One of the primary benefits of playing a Credence Game like this one is it gives you a sense of those outside view confidences. I am, for example, able to tell which of two American postmasters general came first at the 60% level, simply by using the heuristic of “which of these names sounds more old-timey?”, but am at the 50% level (i.e. pure chance) in determining which sports team won a game by comparing their names.
But it seems hard to guess beforehand that the question you thought you were answering wasn’t the question that you were being asked!
This is the sort of thing you learn by answering a bunch of questions from the same person, or by having a lawyer-sense of “how many qualifications would I need to add or remove to this sentence to be sure?”.
OK, so all that makes sense and seems basically correct, but I don’t see how you get from there to being able to map confidence for persons across a question the same way you can for questions across a person.

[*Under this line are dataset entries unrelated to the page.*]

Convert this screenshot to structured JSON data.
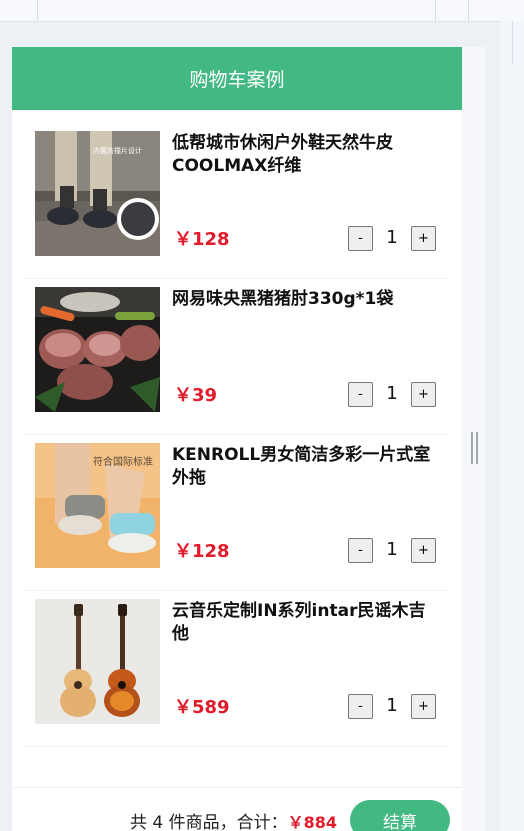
{
  "header": {
    "title": "购物车案例"
  },
  "currency": "￥",
  "items": [
    {
      "name": "低帮城市休闲户外鞋天然牛皮COOLMAX纤维",
      "price": "￥128",
      "count": "1",
      "image": "shoes-image"
    },
    {
      "name": "网易味央黑猪猪肘330g*1袋",
      "price": "￥39",
      "count": "1",
      "image": "pork-image"
    },
    {
      "name": "KENROLL男女简洁多彩一片式室外拖",
      "price": "￥128",
      "count": "1",
      "image": "slippers-image"
    },
    {
      "name": "云音乐定制IN系列intar民谣木吉他",
      "price": "￥589",
      "count": "1",
      "image": "guitars-image"
    }
  ],
  "controls": {
    "minus": "-",
    "plus": "+"
  },
  "footer": {
    "summary_prefix": "共 4 件商品，合计：",
    "total": "￥884",
    "checkout_label": "结算"
  },
  "image_texts": {
    "shoes": "内置防撞片设计",
    "slippers": "符合国际标准"
  },
  "colors": {
    "accent": "#42b983",
    "price": "#e21b2b"
  }
}
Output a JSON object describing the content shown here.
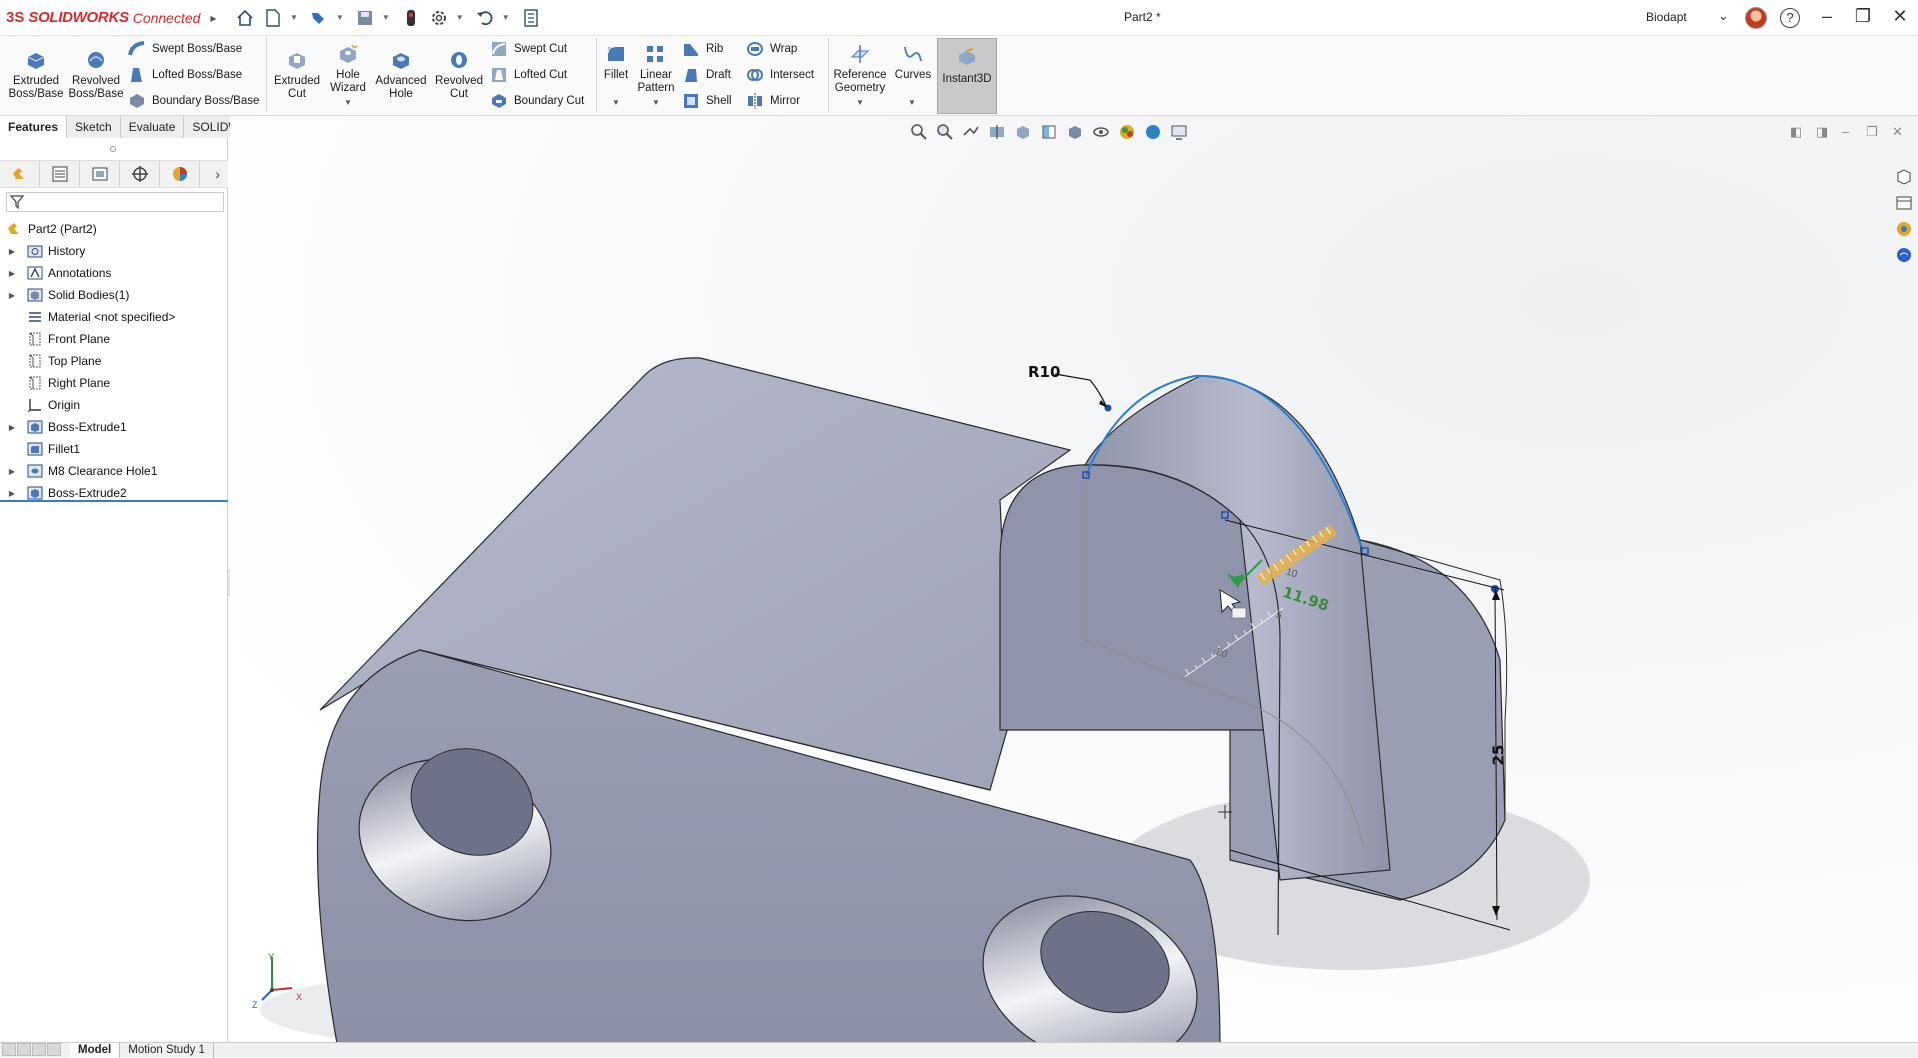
{
  "app": {
    "brand_ds": "3S",
    "brand_name": "SOLIDWORKS",
    "brand_suffix": "Connected",
    "document_title": "Part2 *",
    "user_name": "Biodapt",
    "help_glyph": "?"
  },
  "ribbon": {
    "large_buttons": [
      {
        "id": "extruded-boss",
        "line1": "Extruded",
        "line2": "Boss/Base"
      },
      {
        "id": "revolved-boss",
        "line1": "Revolved",
        "line2": "Boss/Base"
      },
      {
        "id": "extruded-cut",
        "line1": "Extruded",
        "line2": "Cut"
      },
      {
        "id": "hole-wizard",
        "line1": "Hole",
        "line2": "Wizard"
      },
      {
        "id": "advanced-hole",
        "line1": "Advanced",
        "line2": "Hole"
      },
      {
        "id": "revolved-cut",
        "line1": "Revolved",
        "line2": "Cut"
      },
      {
        "id": "fillet",
        "line1": "Fillet",
        "line2": ""
      },
      {
        "id": "linear-pattern",
        "line1": "Linear",
        "line2": "Pattern"
      },
      {
        "id": "reference-geometry",
        "line1": "Reference",
        "line2": "Geometry"
      },
      {
        "id": "curves",
        "line1": "Curves",
        "line2": ""
      },
      {
        "id": "instant3d",
        "line1": "Instant3D",
        "line2": ""
      }
    ],
    "small_buttons": {
      "swept_boss": "Swept Boss/Base",
      "lofted_boss": "Lofted Boss/Base",
      "boundary_boss": "Boundary Boss/Base",
      "swept_cut": "Swept Cut",
      "lofted_cut": "Lofted Cut",
      "boundary_cut": "Boundary Cut",
      "rib": "Rib",
      "draft": "Draft",
      "shell": "Shell",
      "wrap": "Wrap",
      "intersect": "Intersect",
      "mirror": "Mirror"
    }
  },
  "command_tabs": [
    "Features",
    "Sketch",
    "Evaluate",
    "SOLIDWORKS Add-Ins"
  ],
  "feature_tree": {
    "root": "Part2  (Part2)",
    "items": [
      {
        "label": "History",
        "icon": "history-folder-icon",
        "expandable": true
      },
      {
        "label": "Annotations",
        "icon": "annotations-icon",
        "expandable": true
      },
      {
        "label": "Solid Bodies(1)",
        "icon": "solid-bodies-icon",
        "expandable": true
      },
      {
        "label": "Material <not specified>",
        "icon": "material-icon",
        "expandable": false
      },
      {
        "label": "Front Plane",
        "icon": "plane-icon",
        "expandable": false
      },
      {
        "label": "Top Plane",
        "icon": "plane-icon",
        "expandable": false
      },
      {
        "label": "Right Plane",
        "icon": "plane-icon",
        "expandable": false
      },
      {
        "label": "Origin",
        "icon": "origin-icon",
        "expandable": false
      },
      {
        "label": "Boss-Extrude1",
        "icon": "extrude-feature-icon",
        "expandable": true
      },
      {
        "label": "Fillet1",
        "icon": "fillet-feature-icon",
        "expandable": false
      },
      {
        "label": "M8 Clearance Hole1",
        "icon": "hole-feature-icon",
        "expandable": true
      },
      {
        "label": "Boss-Extrude2",
        "icon": "extrude-feature-icon",
        "expandable": true
      }
    ]
  },
  "viewport": {
    "radius_dim": "R10",
    "height_dim": "25",
    "ruler_value": "11.98",
    "ruler_ticks": [
      "10",
      "5",
      "20"
    ],
    "axis_x": "X",
    "axis_y": "Y",
    "axis_z": "Z"
  },
  "status_tabs": [
    "Model",
    "Motion Study 1"
  ],
  "colors": {
    "brand_red": "#d62b2b",
    "selection_blue": "#2b7fd1",
    "part_gray": "#9aa0b6"
  }
}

Adopting that terminology, I’m saying for a typical Less Wrong user, they likely have a similar understanding-the-question module. This module will be right most of the time and wrong some of the time, so they correctly apply the outside view error afterwards on each of their estimates. Since the understanding-the-question module is similar for each person, though, the actual errors aren’t evenly distributed across questions, so they will underestimate on “easy” questions and overestimate on “hard” ones, if easy and hard are determined afterwards by percentage that get the answer correct.

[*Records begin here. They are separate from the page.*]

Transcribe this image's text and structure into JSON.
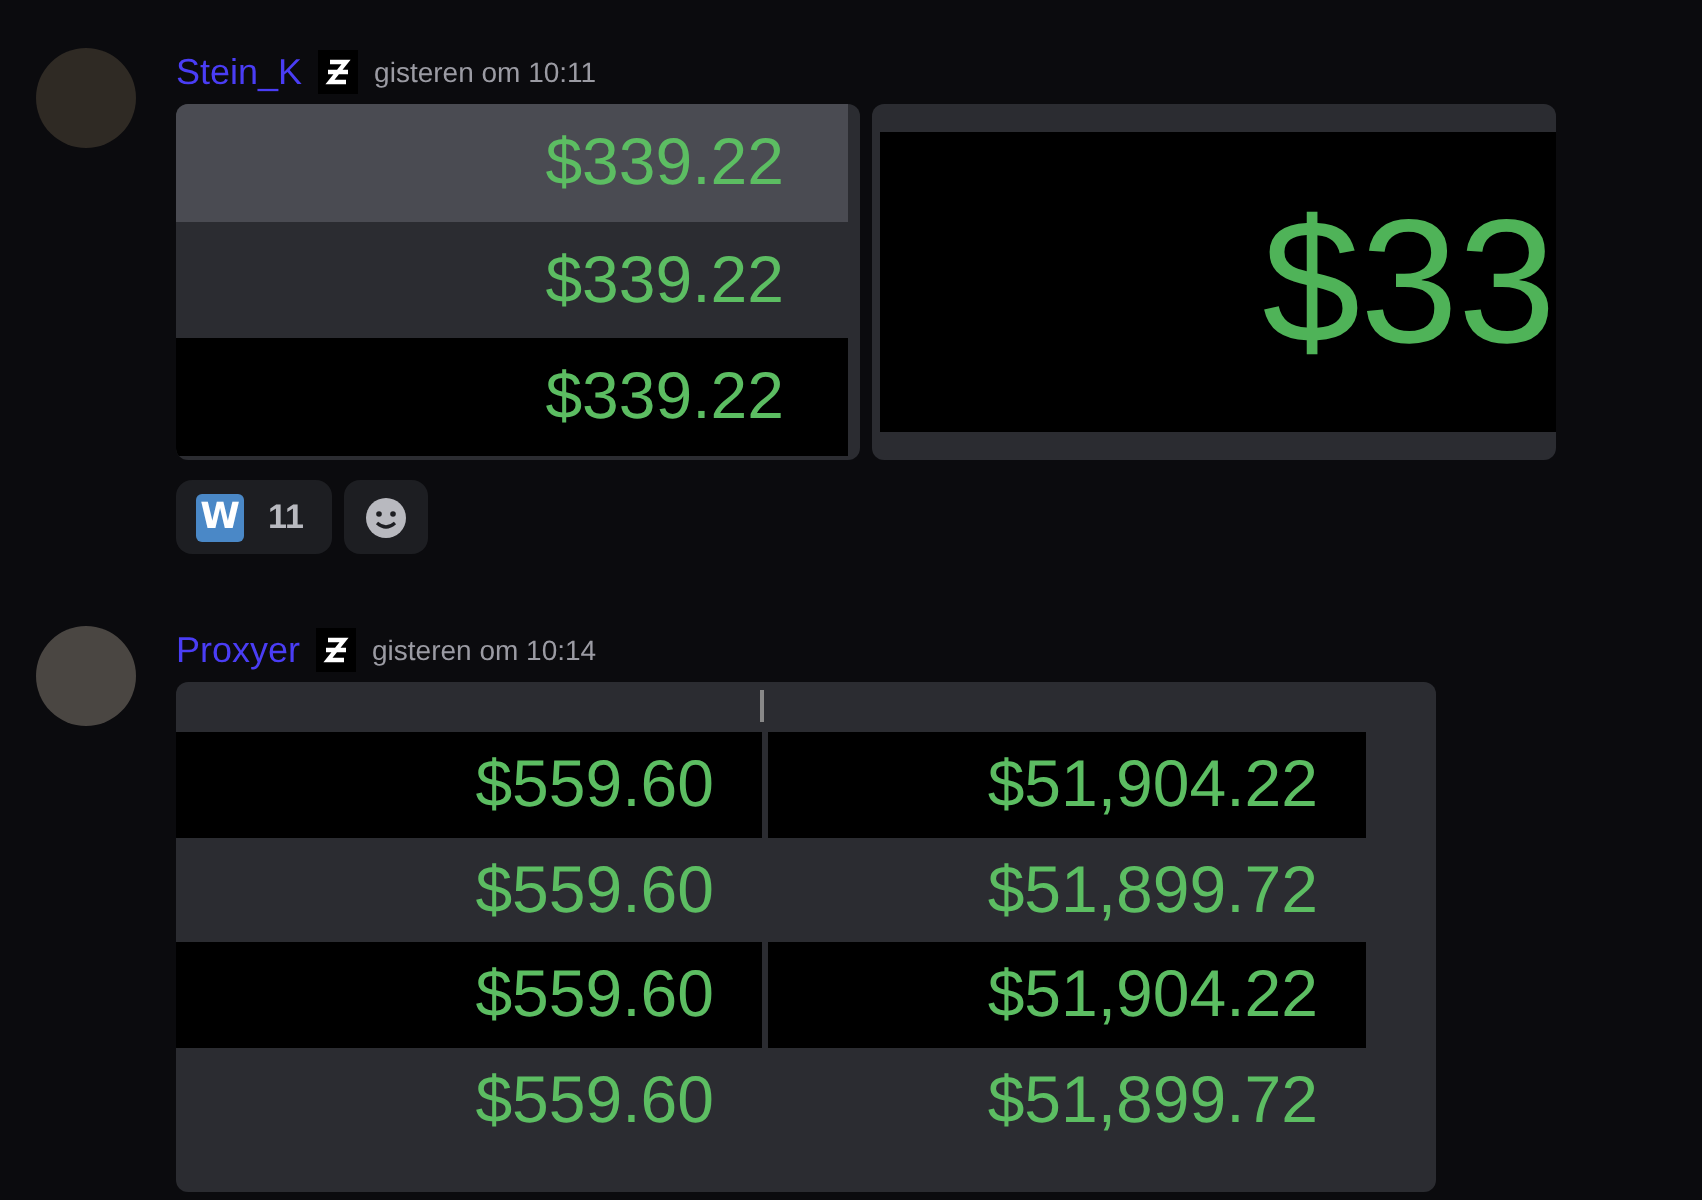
{
  "messages": [
    {
      "author": "Stein_K",
      "timestamp": "gisteren om 10:11",
      "attachments": [
        {
          "kind": "table",
          "rows": [
            {
              "kind": "highlight",
              "cells": [
                "$339.22"
              ]
            },
            {
              "kind": "stripe",
              "cells": [
                "$339.22"
              ]
            },
            {
              "kind": "plain",
              "cells": [
                "$339.22"
              ]
            }
          ]
        },
        {
          "kind": "zoom",
          "text": "$33"
        }
      ],
      "reactions": [
        {
          "kind": "emoji",
          "emoji": "W",
          "count": "11"
        },
        {
          "kind": "add"
        }
      ]
    },
    {
      "author": "Proxyer",
      "timestamp": "gisteren om 10:14",
      "attachments": [
        {
          "kind": "table",
          "rows": [
            {
              "kind": "plain",
              "cells": [
                "$559.60",
                "$51,904.22"
              ]
            },
            {
              "kind": "stripe",
              "cells": [
                "$559.60",
                "$51,899.72"
              ]
            },
            {
              "kind": "plain",
              "cells": [
                "$559.60",
                "$51,904.22"
              ]
            },
            {
              "kind": "stripe",
              "cells": [
                "$559.60",
                "$51,899.72"
              ]
            }
          ]
        }
      ]
    }
  ]
}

Since the understanding-the-question module is similar for each person, though, the actual errors aren’t evenly distributed across questions, so they will underestimate on “easy” questions and overestimate on “hard” ones, if easy and hard are determined afterwards by percentage that get the answer correct.

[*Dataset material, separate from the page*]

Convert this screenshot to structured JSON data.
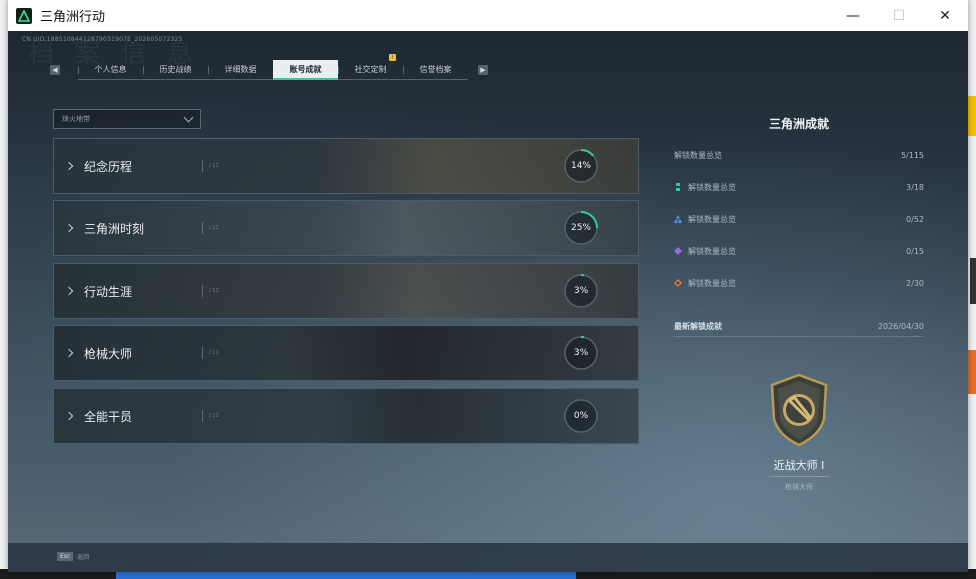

That seems reasonable to me, yes, as an easy way for a question to be ‘hard’ is if most answerers interpret it differently from the questioner.
Do you have some links to calibration training? I’m curious how they handle model error (the error when your model is totally wrong).
For question 10 for example, I’m guessing that many more people would have gotten the correct answer if the question was something like “Name the best selling PC game, where best selling solely counts units not gross, number of box purchases and not subscriptions, and also does not count games packaged with other software?” instead of “What is the best-selling computer game of all time?”. I’m guessing most people answered WOW or Solitaire/Minesweeper or Tetris, each of which would be the correct answer if you remove on of those restraiints.
But it seems hard to guess beforehand that the question you thought you were answering wasn’t the question that you were being asked! So you’d end up distributing that model error relatively evenly over all the questions, and so you’d end up underconfident on the questions where the model was straightfoward and correct and overconfident when the question wasn’t as simple as it appeared.
They punish it. That is, your stated credence should include both your ‘inside view’ error of “How confident is my mythology module in this answer?” and your ‘outside view’ error of “How confident am I in my mythology module?”
One of the primary benefits of playing a Credence Game like this one is it gives you a sense of those outside view confidences. I am, for example, able to tell which of two American postmasters general came first at the 60% level, simply by using the heuristic of “which of these names sounds more old-timey?”, but am at the 50% level (i.e. pure chance) in determining which sports team won a game by comparing their names.
This is the sort of thing you learn by answering a bunch of questions from the same person, or by having a lawyer-sense of “how many qualifications would I need to add or remove to this sentence to be sure?”.
OK, so all that makes sense and seems basically correct, but I don’t see how you get from there to being able to map confidence for persons across a question the same way you can for questions across a person.
Adopting that terminology, I’m saying for a typical Less Wrong user, they likely have a similar understanding-the-question module. This module will be right most of the time and wrong some of the time, so they correctly apply the outside view error afterwards on each of their estimates. Since the understanding-the-question module is similar for each person, though, the actual errors aren’t evenly distributed across questions, so they will underestimate on “easy” questions and overestimate on “hard” ones, if easy and hard are determined afterwards by percentage that get the answer correct.
That seems reasonable to me, yes, as an easy way for a question to be ‘hard’ is if most answerers interpret it differently from the questioner.